ChemCAL Online emerged from our early work of the mid 1990s using HyperCard.  It is now a suite of over 1500 ‘pages’ of highly interactive web-based content. ChemCAL is organized into modules around topics that cover the entire first year chemistry syllabus. Many of the pages are multilayered screens where students encounter formative questions in a range of innovative styles, or animations illustrating key chemical ideas and experimental techniques. Our objective has been to enrich and complement all the traditional learning strands in first year chemistry – large lectures, problem classes and laboratory work – with these self-paced tutorials that students draw on to prepare for or to review their learning program. ChemCAL now delivers over 1.3 million pages each year.

The Learning Lab is a world-leader among new learning spaces to support active group and collaborative approaches to teaching and learning, incorporating seamless access to and use of information and presentation technologies. From its launch in February 2007, 1200 chemistry students have been taking classes in the Learning Lab each week. It is now acting as a model for new approaches to tutorial teaching. The Learning Lab is attracting international visitors on a regular basis.

Beyond Multimedia – Back to Reality! is a project to revive and reinvigorate the demonstration lecture – a great tradition in science, but one that has required ’specialist’ theatres.  Built around a mini-DV camera, the set up can be plugged into any theatre video projection system. The close-up capability of modern cameras allows experiments on a micro-scale to be visible in even the largest theatres. Active observation and interpretation of what students can see as it happens can again become a feature of my lectures.

The Chemistry Bytes provides an expanding library of multimedia and video ‘micro’-resources to be used in lectures, tutorials and lab classes. The Animation Bytes draw on the ChemCAL animations ’stripped’ of their explanatory text, so that teachers can use their own explanation in the classroom. The Laboratory Bytes are video clips of laboratory procedures produced at Quicktime movies for use in laboratory classes and in MP4 format for download to individual students’ video iPods.

sNET – The Chemical Laboratory Safety Net is a scenario-based learning environment, for students about to embark on independent research work. Fourteen QuickTime Virtual Reality (QTVR) workplace scenarios are each linked to an active floorplan to help the user locate themselves and their direction of view. Within the QTVRs are embedded over 200 ‘laboratory hazard’ hotspots or ‘hazard control’ hotspots, to be identified and explored as students ‘move’ through the scenarios.

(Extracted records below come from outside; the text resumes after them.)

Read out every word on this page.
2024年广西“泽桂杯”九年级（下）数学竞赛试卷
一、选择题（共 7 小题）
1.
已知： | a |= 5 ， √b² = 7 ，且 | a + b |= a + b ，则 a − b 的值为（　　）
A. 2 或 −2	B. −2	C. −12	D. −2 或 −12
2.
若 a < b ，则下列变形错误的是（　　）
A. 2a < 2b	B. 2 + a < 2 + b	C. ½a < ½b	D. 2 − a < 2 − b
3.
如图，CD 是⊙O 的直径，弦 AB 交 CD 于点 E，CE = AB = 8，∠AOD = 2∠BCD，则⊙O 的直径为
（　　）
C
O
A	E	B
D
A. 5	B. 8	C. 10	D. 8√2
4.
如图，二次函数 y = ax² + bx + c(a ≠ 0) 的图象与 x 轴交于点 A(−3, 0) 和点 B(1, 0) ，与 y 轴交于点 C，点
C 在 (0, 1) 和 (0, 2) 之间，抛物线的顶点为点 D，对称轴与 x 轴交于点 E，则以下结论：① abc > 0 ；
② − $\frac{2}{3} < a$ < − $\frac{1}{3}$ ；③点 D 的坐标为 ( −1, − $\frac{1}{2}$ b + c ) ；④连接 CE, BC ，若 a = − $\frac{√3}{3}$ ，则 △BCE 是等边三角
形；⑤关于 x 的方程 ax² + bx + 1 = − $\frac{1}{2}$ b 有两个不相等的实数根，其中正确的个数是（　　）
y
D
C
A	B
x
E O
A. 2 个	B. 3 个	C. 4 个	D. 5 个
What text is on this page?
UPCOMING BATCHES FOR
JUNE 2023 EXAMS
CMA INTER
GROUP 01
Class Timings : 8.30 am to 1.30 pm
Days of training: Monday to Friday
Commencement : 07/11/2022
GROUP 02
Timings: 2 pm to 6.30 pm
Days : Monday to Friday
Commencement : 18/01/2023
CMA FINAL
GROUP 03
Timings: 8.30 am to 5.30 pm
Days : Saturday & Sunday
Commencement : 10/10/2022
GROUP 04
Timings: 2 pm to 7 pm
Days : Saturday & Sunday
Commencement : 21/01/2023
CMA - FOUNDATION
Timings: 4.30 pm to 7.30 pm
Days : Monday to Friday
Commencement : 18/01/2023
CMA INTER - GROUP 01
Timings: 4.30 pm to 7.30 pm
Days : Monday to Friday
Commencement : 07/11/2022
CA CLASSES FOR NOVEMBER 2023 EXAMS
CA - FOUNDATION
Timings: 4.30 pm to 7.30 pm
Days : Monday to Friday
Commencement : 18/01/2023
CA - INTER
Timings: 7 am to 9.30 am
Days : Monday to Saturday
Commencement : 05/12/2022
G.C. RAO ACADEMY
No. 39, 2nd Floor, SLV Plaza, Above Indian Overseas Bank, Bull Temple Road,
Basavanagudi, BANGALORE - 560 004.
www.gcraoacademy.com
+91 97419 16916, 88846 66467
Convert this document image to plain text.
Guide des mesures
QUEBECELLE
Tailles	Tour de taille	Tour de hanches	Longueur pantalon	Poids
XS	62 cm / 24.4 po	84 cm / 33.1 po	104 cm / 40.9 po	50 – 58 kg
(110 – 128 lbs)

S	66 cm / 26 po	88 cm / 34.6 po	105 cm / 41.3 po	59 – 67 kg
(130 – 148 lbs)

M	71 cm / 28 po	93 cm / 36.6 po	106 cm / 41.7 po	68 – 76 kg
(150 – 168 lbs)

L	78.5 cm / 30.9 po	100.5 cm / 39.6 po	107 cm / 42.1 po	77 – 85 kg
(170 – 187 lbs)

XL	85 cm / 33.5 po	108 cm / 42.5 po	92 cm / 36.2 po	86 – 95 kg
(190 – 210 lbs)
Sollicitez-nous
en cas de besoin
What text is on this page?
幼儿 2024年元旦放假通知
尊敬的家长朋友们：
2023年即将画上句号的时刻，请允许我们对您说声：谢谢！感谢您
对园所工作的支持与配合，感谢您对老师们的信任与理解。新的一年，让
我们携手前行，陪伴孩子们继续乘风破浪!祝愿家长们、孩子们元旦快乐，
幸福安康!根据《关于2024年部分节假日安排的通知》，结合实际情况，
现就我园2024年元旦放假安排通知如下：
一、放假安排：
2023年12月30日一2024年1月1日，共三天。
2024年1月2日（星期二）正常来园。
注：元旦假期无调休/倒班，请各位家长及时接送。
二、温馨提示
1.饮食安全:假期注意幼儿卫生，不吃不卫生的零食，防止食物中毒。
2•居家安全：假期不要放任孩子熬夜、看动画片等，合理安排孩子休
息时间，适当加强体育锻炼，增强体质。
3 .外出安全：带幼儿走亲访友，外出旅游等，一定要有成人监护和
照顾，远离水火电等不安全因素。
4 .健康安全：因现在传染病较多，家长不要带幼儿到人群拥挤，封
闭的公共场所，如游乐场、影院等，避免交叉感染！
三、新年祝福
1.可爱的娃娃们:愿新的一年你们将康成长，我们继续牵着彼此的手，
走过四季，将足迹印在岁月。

What’s in That? is a 2.5 metre diameter transportable 3D twin-projection environment to engage students from Year 9 to 12 with the invisible but dynamic molecular world. The screen shows a continuously rotating movie of frozen action at a party of young people. As the scene revolves around the room, targets appear … pizza, beer, chocolate, … When a target is ‘hit’ using a Playstation controller, the viewer is transported into the 3D molecular world of that target; the controller joysticks are used to zoom and rotate, while the molecules collide and vibrate through the 3D image.